We have found that some of the service providers' watermarks can be actively eliminated, that is, originators can place a reverse watermark in their own video stream beforehand to cancel the service provider's watermark. Although the idea is intuitive, there are some problems in implementation, such as size, position, and shadow. After we theoretically provided an estimation of the achievable limits with computer graphics theory, we did a PoC against one of the largest video streaming service providers in China, which is also listed on the NYSE. The results were very good. After solving some problems related to the parameters related to color management and color space conversion, we can achieve nearly 100% active cancellation of watermarks.
To automate this process, we also build a ffmpeg filter as well as an OBS plugin, which can be helpful to do real-time adjusting with very short training sequence of frames during live broadcasting, so as to achieve a better watermark cancellation effect.
In addition, we propose several existential risks for watermarks that cannot be actively canceled: a) Transform Attack: to transform one watermark into another provider's. b) Code Rate Jitter Attack: adding high-frequency components to force video codec to reduce the code rate near watermark. c) Frame Squeezing Attack: sacrificing some resolution by squeezing screen, then restoring with user-defined javascript to bypass watermark. Corresponding examples and security countermeasures are also provided.
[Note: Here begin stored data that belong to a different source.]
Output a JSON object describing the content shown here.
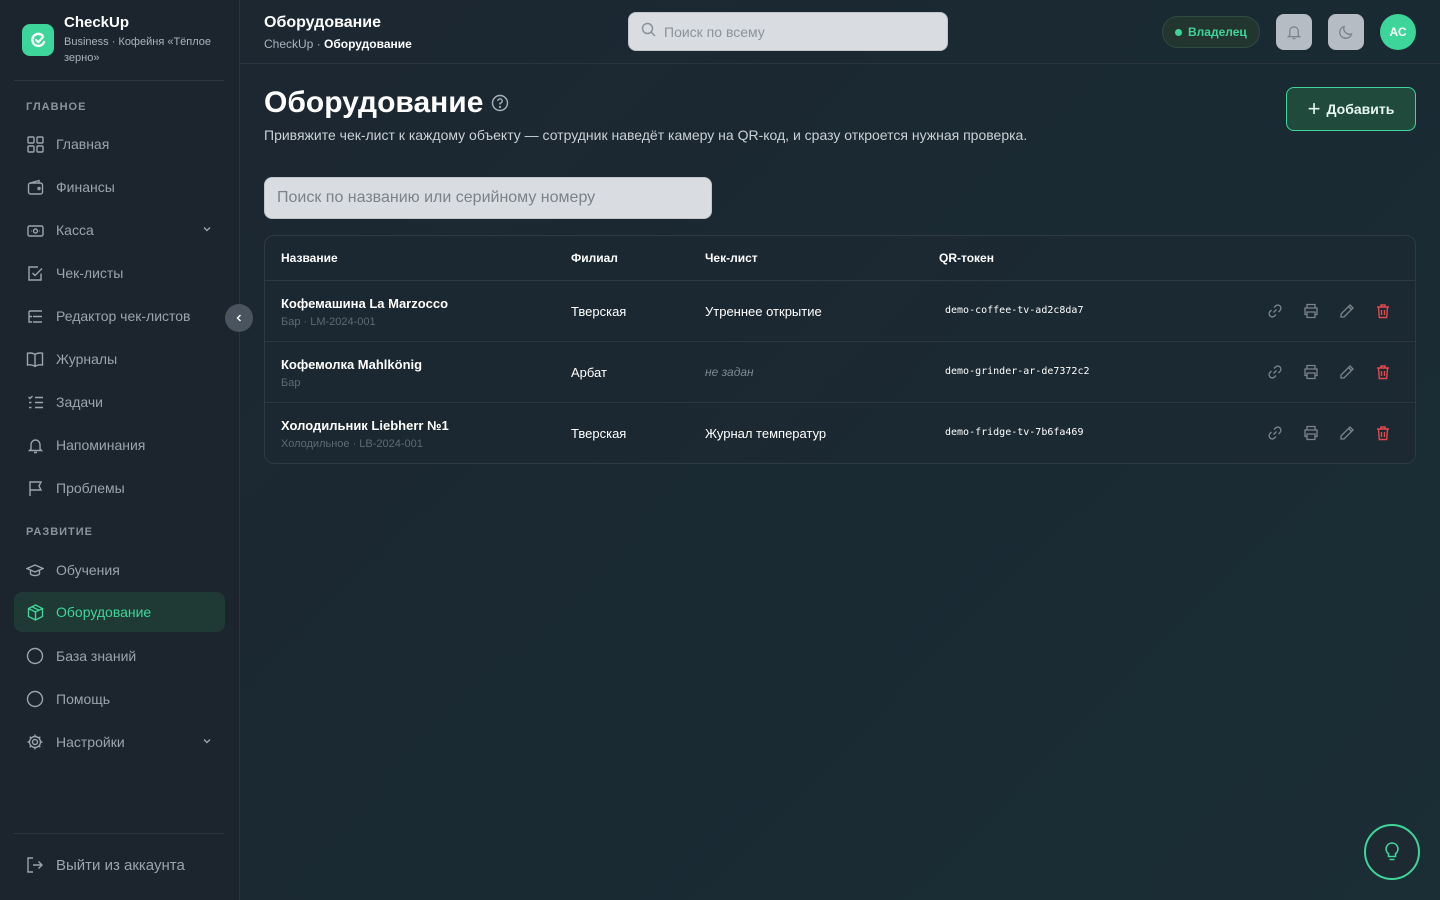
{
  "brand": {
    "name": "CheckUp",
    "subtitle": "Business · Кофейня «Тёплое зерно»"
  },
  "sidebar": {
    "sections": [
      {
        "label": "ГЛАВНОЕ"
      },
      {
        "label": "РАЗВИТИЕ"
      }
    ],
    "items": [
      {
        "label": "Главная",
        "icon": "grid-icon"
      },
      {
        "label": "Финансы",
        "icon": "wallet-icon"
      },
      {
        "label": "Касса",
        "icon": "cash-register-icon",
        "expandable": true
      },
      {
        "label": "Чек-листы",
        "icon": "checkbox-icon"
      },
      {
        "label": "Редактор чек-листов",
        "icon": "list-tree-icon"
      },
      {
        "label": "Журналы",
        "icon": "book-icon"
      },
      {
        "label": "Задачи",
        "icon": "task-list-icon"
      },
      {
        "label": "Напоминания",
        "icon": "bell-icon"
      },
      {
        "label": "Проблемы",
        "icon": "flag-icon"
      },
      {
        "label": "Обучения",
        "icon": "graduation-cap-icon"
      },
      {
        "label": "Оборудование",
        "icon": "box-icon",
        "active": true
      },
      {
        "label": "База знаний",
        "icon": "circle-icon"
      },
      {
        "label": "Помощь",
        "icon": "circle-icon"
      },
      {
        "label": "Настройки",
        "icon": "gear-icon",
        "expandable": true
      }
    ],
    "logout_label": "Выйти из аккаунта"
  },
  "header": {
    "title": "Оборудование",
    "crumb_root": "CheckUp",
    "crumb_sep": " · ",
    "crumb_current": "Оборудование",
    "search_placeholder": "Поиск по всему",
    "role_label": "Владелец",
    "avatar_initials": "АС"
  },
  "main": {
    "title": "Оборудование",
    "description": "Привяжите чек-лист к каждому объекту — сотрудник наведёт камеру на QR-код, и сразу откроется нужная проверка.",
    "add_label": "Добавить",
    "search_placeholder": "Поиск по названию или серийному номеру",
    "columns": {
      "name": "Название",
      "branch": "Филиал",
      "checklist": "Чек-лист",
      "token": "QR-токен"
    },
    "rows": [
      {
        "name": "Кофемашина La Marzocco",
        "meta": "Бар · LM-2024-001",
        "branch": "Тверская",
        "checklist": "Утреннее открытие",
        "checklist_missing": false,
        "token": "demo-coffee-tv-ad2c8da7"
      },
      {
        "name": "Кофемолка Mahlkönig",
        "meta": "Бар",
        "branch": "Арбат",
        "checklist": "не задан",
        "checklist_missing": true,
        "token": "demo-grinder-ar-de7372c2"
      },
      {
        "name": "Холодильник Liebherr №1",
        "meta": "Холодильное · LB-2024-001",
        "branch": "Тверская",
        "checklist": "Журнал температур",
        "checklist_missing": false,
        "token": "demo-fridge-tv-7b6fa469"
      }
    ]
  },
  "colors": {
    "accent": "#3dd599",
    "danger": "#e5484d",
    "background": "#1d2630"
  }
}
Yi-Qun Hui is a master candidate at the Digital Content Security and Security Forensics Laboratory at Tsinghua University, one of the maintainers of Tsinghua University Open Software Mirrors, and the maintainer of IPTV frontend of Tsinghua University, which has been used by several other universities in China. With several months of internship experience in Kwai Tech, he expects to further explore the field of content security.
Wang Kang is a Security Expert of Alibaba Group, focusing on security issues of IoT, cyber-physical system, V2X, and trusted computing. He was a speaker at Black Hat Europe 2015 and Black Hat USA 2017. He is a contributor of Linux Kernel, (TDD-LTE USB Dongle support) as well as a founder of the Tsinghua University Network Administrators.